全館で断熱性能と空調システムを変更。開口部にはエコガラス

減築プラスアルファによる全体の耐震+年季の入った躯体の保護と並んで、工事のメインとされたのが環境性能の向上でした。具体的には外壁と開口部の断熱、BEMS導入そして換気方法の変更が挙げられます。

「ここは以前、冷房がなかったんですよ(笑)」とFMグループ主幹の佐藤洋平さん。
高効率の新しい空調システムが導入されると同時に、執務室から廊下、給湯室等ユーティリティスペースまで、空調がかかるエリアのすべての窓がシングルガラスからエコガラスへと換えられました。
面積にして約3,700㎡、場所に応じて引き違い・外開き・FIXと複数の種類が採用され、アルミサッシも同時に交換されています。

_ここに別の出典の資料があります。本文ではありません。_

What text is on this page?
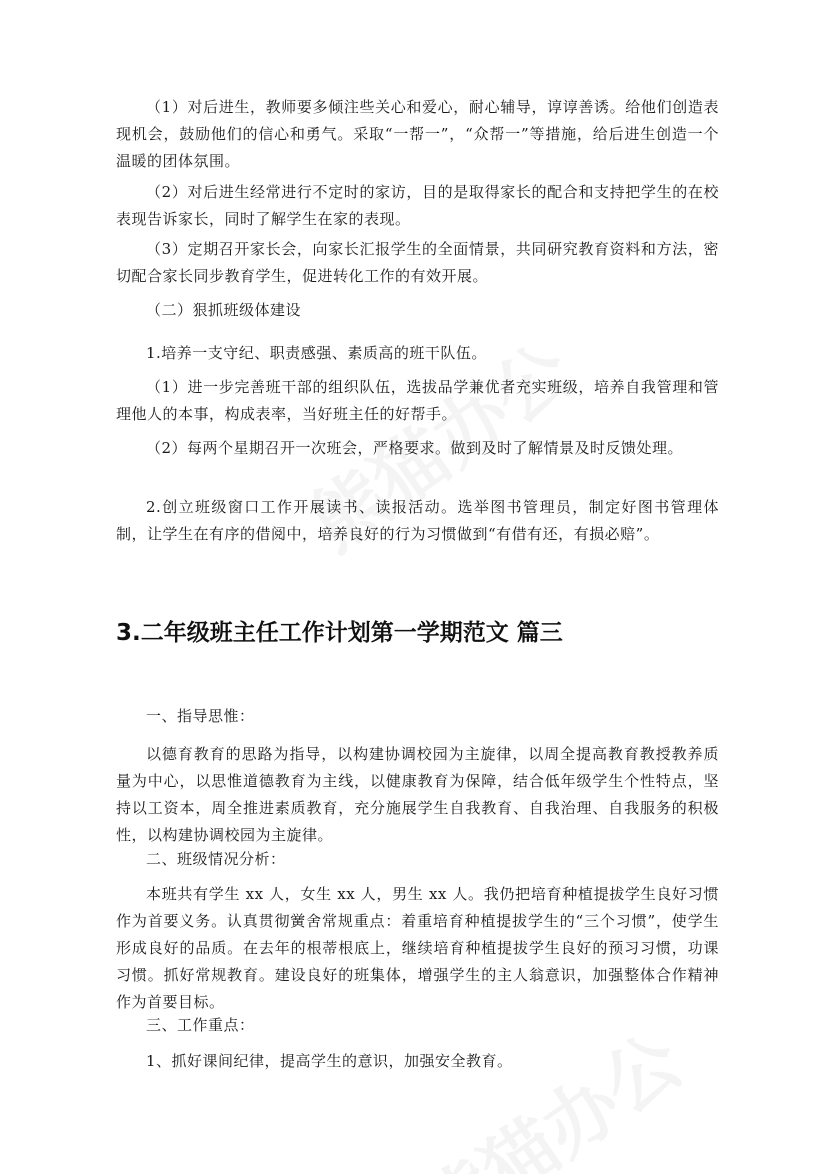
（1）对后进生，教师要多倾注些关心和爱心，耐心辅导，谆谆善诱。给他们创造表现机会，鼓励他们的信心和勇气。采取“一帮一”，“众帮一”等措施，给后进生创造一个温暖的团体氛围。

（2）对后进生经常进行不定时的家访，目的是取得家长的配合和支持把学生的在校表现告诉家长，同时了解学生在家的表现。

（3）定期召开家长会，向家长汇报学生的全面情景，共同研究教育资料和方法，密切配合家长同步教育学生，促进转化工作的有效开展。

（二）狠抓班级体建设

1.培养一支守纪、职责感强、素质高的班干队伍。

（1）进一步完善班干部的组织队伍，选拔品学兼优者充实班级，培养自我管理和管理他人的本事，构成表率，当好班主任的好帮手。

（2）每两个星期召开一次班会，严格要求。做到及时了解情景及时反馈处理。

2.创立班级窗口工作开展读书、读报活动。选举图书管理员，制定好图书管理体制，让学生在有序的借阅中，培养良好的行为习惯做到“有借有还，有损必赔”。

3.二年级班主任工作计划第一学期范文 篇三

一、指导思惟：

以德育教育的思路为指导，以构建协调校园为主旋律，以周全提高教育教授教养质量为中心，以思惟道德教育为主线，以健康教育为保障，结合低年级学生个性特点，坚持以工资本，周全推进素质教育，充分施展学生自我教育、自我治理、自我服务的积极性，以构建协调校园为主旋律。

二、班级情况分析：

本班共有学生 xx 人，女生 xx 人，男生 xx 人。我仍把培育种植提拔学生良好习惯作为首要义务。认真贯彻黉舍常规重点：着重培育种植提拔学生的“三个习惯”，使学生形成良好的品质。在去年的根蒂根底上，继续培育种植提拔学生良好的预习习惯，功课习惯。抓好常规教育。建设良好的班集体，增强学生的主人翁意识，加强整体合作精神作为首要目标。

三、工作重点：

1、抓好课间纪律，提高学生的意识，加强安全教育。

執務室の窓はFIXの両脇に片引きがつくタイプ。暖冷房を使わない中間期は職員の窓開けで室温調整でき「少し暑いけれど冷房は要らない6月頃が、その時期にあたります」さらに「28度設定ではやはり暑いときもあり、自然換気の方がいい場合も」と続けました。

執務室の窓から取り入れられた空気は出入口ドアのガラリを通じて廊下に出、先端部の窓まで流れて排気されます。「風が動いているのが感じられるのがいいですね」

しかし、なんといっても欠かせなかったのは冬季の断熱性能アップです。

改修後の室温測定では、エコガラスに交換したスペースの室温は未交換のスペースと比較して常に6~7℃高く、外気温との差は17~18℃にもなるという結果が出ました。
また「すき間風が吹くたび水滴が飛んできた」というほどの激しい結露も解消。防寒用に窓際に置かれ、室内を狭くしていた蒸気のラジエーターもお役御免になっています。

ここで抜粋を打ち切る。